How to Survive Parenthood? Take a Sabbatical!
When a friend told me that she takes full-length vacations from her family in the form of parenting sabbaticals, it struck a cord with me.
As the parent of a two-year-old and a nine-month-old, my life can get a little hectic. Like many new moms, I’ve had a rough couple of years in terms of baby-having. My first son had colic, my second was born with severe allergies, and I dealt with medical conditions that made both pregnancies extremely difficult.
I. Am. Spent.
I love my kids with all my heart and soul but a couple months ago, I reached a breaking point. I needed time away. I’ve tried doing the usual “mom therapy” of spa days and escapist trips to Target, but to no avail. When a friend told me that she takes actual full-length vacations from her family, it struck a cord with me. Something I totally would have judged as a poor parenting move in the past suddenly sounded like a stroke of genius (and isn’t that the way of it, with all of us being the perfect parents until we actually HAVE kids?).
In my friend’s case, she gets away on girlfriend trips. For me, it was a work trip. I’m often presented with opportunities to travel for my job, which I almost always turn down to stay home with my family. And then one of those emails trickled into my inbox, and a few days away from the family sounded, honestly, glorious. For once I jumped at the chance to stay in a hotel, and I loved every second of it.
I had a whole bed to myself, without any bottles or binkies or stuffies encroaching on my space. I took a bath (without baby shampoo!). I ordered room service and imbibed in some wine and yes, I worked. Truth be told, though, the work of exercising my brain in creative new ways seems effortless compared to the physically-demanding work of manning changing tables, whipping up baby food and lifting strollers in and out of cars. It was awesome and new and made me feel like I’m capable of something just for me. Something other than procreation.

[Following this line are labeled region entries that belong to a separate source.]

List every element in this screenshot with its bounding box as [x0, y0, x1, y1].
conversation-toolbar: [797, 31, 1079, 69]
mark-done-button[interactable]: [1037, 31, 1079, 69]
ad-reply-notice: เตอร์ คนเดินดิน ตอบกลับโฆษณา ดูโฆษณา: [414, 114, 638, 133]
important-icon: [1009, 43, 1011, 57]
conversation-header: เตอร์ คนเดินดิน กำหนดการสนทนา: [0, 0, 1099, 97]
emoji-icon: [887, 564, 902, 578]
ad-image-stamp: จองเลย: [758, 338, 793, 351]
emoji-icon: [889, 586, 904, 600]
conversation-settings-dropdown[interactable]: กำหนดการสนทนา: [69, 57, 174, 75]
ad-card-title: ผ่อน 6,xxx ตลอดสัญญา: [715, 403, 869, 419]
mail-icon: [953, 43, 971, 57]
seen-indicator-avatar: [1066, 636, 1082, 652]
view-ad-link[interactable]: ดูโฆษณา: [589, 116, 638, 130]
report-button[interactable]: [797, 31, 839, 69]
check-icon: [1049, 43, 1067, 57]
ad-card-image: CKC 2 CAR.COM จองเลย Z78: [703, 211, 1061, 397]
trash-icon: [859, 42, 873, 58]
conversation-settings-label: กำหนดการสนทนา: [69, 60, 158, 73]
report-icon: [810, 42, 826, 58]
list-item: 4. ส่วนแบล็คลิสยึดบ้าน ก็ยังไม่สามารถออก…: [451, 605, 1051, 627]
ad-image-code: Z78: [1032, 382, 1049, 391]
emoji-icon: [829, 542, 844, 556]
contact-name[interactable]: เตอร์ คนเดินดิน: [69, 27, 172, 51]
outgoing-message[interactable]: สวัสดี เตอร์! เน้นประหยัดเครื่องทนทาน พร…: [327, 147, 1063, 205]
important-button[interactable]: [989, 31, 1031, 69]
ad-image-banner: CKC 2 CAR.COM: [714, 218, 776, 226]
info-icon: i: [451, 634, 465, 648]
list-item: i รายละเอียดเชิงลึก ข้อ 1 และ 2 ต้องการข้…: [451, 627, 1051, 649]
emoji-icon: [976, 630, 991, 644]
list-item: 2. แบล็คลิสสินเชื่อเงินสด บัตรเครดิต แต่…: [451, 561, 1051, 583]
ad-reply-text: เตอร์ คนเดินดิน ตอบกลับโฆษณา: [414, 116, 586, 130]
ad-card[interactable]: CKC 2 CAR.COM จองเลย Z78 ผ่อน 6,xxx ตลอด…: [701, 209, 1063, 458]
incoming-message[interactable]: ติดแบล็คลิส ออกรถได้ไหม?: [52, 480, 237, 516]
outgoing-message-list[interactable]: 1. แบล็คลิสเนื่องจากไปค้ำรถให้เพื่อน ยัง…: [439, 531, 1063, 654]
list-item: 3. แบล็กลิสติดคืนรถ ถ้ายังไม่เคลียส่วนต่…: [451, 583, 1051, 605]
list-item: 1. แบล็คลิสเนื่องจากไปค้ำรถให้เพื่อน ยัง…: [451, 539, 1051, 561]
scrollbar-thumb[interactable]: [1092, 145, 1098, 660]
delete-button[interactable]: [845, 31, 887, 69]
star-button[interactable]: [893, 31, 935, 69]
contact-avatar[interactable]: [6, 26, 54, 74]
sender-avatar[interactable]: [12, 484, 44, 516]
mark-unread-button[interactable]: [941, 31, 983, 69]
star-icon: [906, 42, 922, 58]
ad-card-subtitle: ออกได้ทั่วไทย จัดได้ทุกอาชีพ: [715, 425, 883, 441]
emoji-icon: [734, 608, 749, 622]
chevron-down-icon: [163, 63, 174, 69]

I returned to my family refreshed, a feeling I hadn’t experienced in months. Stepping away and focusing on myself enabled me to properly take care of everyone else, and I encourage every parent to do the same. In my home, it’s now my husband’s turn to take a little break. I do hope that we’ll vacation together one day, but until that’s feasible we need to respect each other’s needs and tend to our own mental health.
Have you ever taken a parenting sabbatical?